I always thought ants were pretty smart until this year when they climbed down the wire from the roof to my hummingbird feeder, entered the feeder and drowned. I always wondered if they were hollering in ant talk, "Come on in. The water is fine," since one by one they entered the feeder, floated for a few minutes, then drowned, too.
Even the Vaseline I gobbed all over the wire wouldn't stop them this year, nor would the Tanglefoot my daughter put on a disk just below the roof line, which was so sticky that it should have stopped the ants in their tracks. But each time I brought the feeder in to wash and refill it, five or six ant bodies came tumbling out.
But then came the Texas flooding, compliments of Hurricane Harvey, and my faith in ant cleverness was restored. It seems that the Texas fire ants joined their bodies together to make a large floating mass thereby saving the entire colony. Amazing! Now if I could just figure out a way to convince the ants to stay out of my hummingbird feeder. Or maybe their friends are joining them in the feeder in order to form a floating mass. Hmmm …
Doug McGee contacted me about a strange plant that came up right next to the Hostas and Lamb’s Ear plants near the entrance to his front door. He and wife Cheryl dubbed it "the Alien Plant." Since they had not planted it, they thought it might be a weed of some sort. They emailed a photo of the plant to relatives to see if anyone knew what it was. Doug’s aunt replied.
Turns out it’s not a weed or an alien plant after all. It's an herb known as Mullein. It has yellow flowers on it that make the plant look like really tall corn. Upon further investigation, Cheryl learned from the Mother Earth Living website that it was used by early settlers and Native Americans for respiratory problems among other things. Check out that site for other uses.
The Brady Lake Women’s Club will host its yearly "Geezer" event at the pavilion in the field across from the Brady Lake Village Hall on Sept. 9 starting at 5 p.m. The event is for folks in the over 21 group. There will be live music, wine tasting, a 50/50 drawing, and a Tower of Tickets drawing. (The Tower of Tickets is made up of donated free local goods and services along with lottery tickets.)

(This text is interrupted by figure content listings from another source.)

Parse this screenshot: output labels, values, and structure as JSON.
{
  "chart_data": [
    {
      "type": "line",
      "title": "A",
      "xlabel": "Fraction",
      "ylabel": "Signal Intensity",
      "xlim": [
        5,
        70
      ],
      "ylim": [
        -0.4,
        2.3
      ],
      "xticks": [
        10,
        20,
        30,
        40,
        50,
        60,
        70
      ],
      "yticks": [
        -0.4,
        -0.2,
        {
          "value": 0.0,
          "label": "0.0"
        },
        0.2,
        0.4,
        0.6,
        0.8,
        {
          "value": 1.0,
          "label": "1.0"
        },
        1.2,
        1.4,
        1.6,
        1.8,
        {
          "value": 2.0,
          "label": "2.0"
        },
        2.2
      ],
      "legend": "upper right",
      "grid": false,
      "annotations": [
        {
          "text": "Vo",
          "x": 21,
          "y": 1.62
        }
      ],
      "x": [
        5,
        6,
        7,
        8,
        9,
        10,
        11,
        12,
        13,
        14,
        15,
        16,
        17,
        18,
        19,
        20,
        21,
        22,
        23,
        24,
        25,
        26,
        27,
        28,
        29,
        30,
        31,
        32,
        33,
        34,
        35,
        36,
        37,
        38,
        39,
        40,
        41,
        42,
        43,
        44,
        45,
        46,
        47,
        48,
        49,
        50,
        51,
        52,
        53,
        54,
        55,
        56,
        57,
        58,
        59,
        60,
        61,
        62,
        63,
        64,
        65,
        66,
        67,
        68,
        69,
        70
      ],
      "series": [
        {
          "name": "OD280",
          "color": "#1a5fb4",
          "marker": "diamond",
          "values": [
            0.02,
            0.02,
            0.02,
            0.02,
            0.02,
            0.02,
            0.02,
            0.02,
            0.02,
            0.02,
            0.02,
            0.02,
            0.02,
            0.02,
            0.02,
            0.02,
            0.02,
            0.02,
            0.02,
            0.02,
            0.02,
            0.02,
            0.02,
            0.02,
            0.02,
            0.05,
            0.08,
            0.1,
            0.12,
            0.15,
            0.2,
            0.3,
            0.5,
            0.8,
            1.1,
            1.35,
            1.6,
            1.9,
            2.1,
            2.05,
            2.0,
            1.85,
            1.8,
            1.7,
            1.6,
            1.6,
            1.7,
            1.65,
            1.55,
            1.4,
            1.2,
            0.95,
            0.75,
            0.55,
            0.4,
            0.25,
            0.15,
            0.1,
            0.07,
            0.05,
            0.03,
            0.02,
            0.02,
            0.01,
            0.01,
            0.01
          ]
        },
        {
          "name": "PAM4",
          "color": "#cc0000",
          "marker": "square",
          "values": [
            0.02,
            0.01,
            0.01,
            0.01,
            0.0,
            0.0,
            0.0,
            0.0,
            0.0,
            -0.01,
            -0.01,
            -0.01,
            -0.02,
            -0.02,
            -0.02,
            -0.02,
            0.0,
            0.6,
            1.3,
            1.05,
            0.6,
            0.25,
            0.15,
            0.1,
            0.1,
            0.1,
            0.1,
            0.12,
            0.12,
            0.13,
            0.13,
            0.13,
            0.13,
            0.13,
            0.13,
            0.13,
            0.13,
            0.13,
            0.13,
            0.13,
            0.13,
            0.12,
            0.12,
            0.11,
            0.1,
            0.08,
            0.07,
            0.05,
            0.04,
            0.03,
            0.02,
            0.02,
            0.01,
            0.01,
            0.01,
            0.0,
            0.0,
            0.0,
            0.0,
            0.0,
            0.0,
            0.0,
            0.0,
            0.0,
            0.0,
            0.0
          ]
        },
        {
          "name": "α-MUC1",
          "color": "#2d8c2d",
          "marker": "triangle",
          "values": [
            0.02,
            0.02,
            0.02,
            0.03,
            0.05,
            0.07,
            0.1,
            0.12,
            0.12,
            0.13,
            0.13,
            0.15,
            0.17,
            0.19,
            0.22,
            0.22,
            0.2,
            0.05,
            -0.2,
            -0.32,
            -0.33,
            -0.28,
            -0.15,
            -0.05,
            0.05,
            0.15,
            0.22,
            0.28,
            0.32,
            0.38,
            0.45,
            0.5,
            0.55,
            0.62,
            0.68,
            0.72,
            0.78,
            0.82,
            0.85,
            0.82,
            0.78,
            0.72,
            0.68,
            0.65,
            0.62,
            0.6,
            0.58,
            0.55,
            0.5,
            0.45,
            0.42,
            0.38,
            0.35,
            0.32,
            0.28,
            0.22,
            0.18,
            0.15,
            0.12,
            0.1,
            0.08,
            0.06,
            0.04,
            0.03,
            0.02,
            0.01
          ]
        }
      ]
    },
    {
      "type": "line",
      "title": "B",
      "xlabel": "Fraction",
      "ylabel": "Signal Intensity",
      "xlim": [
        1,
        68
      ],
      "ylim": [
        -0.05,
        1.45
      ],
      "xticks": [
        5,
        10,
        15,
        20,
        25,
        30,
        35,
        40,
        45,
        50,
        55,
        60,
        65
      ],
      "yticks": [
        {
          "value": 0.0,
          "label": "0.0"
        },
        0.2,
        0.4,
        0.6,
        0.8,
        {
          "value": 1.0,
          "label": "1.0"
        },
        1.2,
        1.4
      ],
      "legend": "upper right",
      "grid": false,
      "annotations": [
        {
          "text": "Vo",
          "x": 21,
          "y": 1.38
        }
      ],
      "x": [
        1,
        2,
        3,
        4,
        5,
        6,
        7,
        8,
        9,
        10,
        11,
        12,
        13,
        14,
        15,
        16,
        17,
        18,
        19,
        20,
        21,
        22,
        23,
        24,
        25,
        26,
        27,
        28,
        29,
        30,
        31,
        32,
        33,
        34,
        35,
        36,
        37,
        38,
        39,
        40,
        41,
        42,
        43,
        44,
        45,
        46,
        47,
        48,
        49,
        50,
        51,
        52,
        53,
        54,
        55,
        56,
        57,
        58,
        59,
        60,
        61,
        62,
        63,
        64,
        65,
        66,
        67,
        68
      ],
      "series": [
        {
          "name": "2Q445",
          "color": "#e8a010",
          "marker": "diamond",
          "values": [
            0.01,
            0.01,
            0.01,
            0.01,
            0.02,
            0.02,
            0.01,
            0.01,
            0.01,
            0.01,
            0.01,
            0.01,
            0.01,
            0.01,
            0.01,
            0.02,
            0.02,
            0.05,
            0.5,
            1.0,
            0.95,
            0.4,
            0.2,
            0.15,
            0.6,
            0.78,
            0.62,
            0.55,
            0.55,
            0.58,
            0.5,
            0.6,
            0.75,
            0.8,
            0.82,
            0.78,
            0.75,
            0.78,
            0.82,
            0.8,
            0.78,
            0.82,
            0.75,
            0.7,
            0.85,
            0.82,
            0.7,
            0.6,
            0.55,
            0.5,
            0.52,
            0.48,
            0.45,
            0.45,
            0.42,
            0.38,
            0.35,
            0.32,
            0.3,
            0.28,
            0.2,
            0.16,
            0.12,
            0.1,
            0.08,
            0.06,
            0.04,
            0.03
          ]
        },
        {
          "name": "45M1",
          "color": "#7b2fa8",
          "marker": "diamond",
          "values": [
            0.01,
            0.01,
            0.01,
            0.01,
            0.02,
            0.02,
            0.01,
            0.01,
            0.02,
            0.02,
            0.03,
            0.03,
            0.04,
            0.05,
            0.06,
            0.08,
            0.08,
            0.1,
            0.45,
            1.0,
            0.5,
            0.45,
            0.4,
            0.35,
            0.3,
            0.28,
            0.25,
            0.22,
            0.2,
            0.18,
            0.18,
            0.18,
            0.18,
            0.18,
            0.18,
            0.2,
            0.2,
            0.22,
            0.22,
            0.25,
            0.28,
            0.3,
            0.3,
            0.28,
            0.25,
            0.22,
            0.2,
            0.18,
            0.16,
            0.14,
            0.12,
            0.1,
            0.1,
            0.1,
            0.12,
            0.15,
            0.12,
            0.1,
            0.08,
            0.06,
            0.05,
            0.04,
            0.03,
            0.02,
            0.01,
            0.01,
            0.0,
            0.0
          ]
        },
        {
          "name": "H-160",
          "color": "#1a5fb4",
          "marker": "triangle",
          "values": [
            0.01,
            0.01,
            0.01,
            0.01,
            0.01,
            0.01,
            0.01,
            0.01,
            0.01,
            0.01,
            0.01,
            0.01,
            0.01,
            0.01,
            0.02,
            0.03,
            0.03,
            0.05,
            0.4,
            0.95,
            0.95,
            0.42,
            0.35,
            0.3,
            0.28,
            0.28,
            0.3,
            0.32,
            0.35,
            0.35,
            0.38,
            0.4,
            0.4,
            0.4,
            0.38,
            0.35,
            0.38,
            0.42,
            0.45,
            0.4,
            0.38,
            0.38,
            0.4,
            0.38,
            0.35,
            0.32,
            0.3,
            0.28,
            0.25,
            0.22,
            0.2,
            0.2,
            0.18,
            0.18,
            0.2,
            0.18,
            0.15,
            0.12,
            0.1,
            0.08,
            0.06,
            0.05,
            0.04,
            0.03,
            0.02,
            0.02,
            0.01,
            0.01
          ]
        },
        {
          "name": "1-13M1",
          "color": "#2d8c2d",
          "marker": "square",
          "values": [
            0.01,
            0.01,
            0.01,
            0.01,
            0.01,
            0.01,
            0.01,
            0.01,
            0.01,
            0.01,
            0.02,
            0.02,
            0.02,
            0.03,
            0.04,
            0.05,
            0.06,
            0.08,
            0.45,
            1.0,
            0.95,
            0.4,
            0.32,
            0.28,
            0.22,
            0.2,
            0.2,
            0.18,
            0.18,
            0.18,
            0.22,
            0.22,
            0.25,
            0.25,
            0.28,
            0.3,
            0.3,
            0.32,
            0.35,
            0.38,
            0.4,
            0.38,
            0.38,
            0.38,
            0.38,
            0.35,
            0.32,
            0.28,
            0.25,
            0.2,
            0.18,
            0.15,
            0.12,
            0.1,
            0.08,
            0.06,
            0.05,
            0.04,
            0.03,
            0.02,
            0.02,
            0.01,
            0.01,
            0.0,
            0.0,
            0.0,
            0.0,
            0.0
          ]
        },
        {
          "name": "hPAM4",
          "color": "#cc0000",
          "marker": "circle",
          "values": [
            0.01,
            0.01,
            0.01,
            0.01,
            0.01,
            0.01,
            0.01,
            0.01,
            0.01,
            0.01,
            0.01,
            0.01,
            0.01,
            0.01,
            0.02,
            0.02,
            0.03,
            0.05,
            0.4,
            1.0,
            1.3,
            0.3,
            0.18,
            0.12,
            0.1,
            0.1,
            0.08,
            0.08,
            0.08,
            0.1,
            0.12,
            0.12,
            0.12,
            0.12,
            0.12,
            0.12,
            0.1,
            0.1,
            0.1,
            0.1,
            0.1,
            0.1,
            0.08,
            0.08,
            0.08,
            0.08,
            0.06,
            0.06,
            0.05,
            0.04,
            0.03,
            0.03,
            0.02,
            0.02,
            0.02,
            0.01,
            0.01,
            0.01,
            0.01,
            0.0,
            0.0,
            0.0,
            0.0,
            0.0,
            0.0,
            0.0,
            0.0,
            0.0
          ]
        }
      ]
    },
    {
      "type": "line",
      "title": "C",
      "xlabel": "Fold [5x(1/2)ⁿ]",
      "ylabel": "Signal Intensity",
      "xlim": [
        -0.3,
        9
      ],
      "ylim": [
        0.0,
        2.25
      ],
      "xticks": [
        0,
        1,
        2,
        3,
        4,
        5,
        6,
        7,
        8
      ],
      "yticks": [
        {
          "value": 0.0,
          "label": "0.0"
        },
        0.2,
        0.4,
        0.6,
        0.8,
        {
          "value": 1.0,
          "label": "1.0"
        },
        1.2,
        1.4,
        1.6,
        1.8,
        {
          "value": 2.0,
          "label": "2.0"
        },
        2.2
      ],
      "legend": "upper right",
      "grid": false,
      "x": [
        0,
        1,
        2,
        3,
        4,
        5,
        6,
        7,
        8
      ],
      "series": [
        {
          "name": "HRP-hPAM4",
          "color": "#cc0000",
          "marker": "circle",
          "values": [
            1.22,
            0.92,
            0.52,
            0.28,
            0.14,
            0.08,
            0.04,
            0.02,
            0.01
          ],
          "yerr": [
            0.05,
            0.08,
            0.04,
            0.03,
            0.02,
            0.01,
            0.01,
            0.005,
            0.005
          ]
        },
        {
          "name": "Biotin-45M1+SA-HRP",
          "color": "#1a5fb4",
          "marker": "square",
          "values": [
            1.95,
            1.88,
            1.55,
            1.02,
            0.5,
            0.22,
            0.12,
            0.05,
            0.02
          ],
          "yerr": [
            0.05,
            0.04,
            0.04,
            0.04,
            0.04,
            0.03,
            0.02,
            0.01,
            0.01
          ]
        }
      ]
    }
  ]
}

Dinner is potluck, so bring a covered dish to share per person or couple. Coffee and water will be provided or you may bring your own beverages. Please bring your own lawn chair. The focus of this year’s event is community camaraderie. All adults of the Brady Lake area are invited to attend.
At the Lake Brady United Methodist’s Free Community Dinner on Sept. 20, they will be serving a "September Surprise." Dinner runs from 5:30 to 7 p.m. and everyone is invited. Carry-outs available.
The church’s Ladies Night resumes at 6 p.m. Sept. 13 under the direction of Patti Andrews. For our first craft, Patti will teach us how to make a fall wreath. Everything will be provided to make your wreath for $4 per person, payable to Patti that evening.
All ladies of the church and community are welcome to attend. Don’t forget to bring a friend or two. Patti needs to know how many people are coming, so contact her at 330-221-0136 if you plan to attend.
A popular former Brady Lake School teacher, Ruth McKay, celebrated her 90th birthday on Aug. 7. An open house birthday party was held at her daughter Dorothy’s home in Tallmadge. Happy Birthday, Ruth!
Carol and Dick Fresch are once again collecting new or gently used coats, scarves, gloves, and other winter wear. These items will be given to those who need them at the Kent Elks Club on Nov. 12. They are also collecting new or gently used toys for low-income parents to select from and give to their children for Christmas. The toy giveaway will be held on Dec. 10, also at the Elks Club. If you have coats or toys you would like to donate, call the Freschs at 330-673-7649.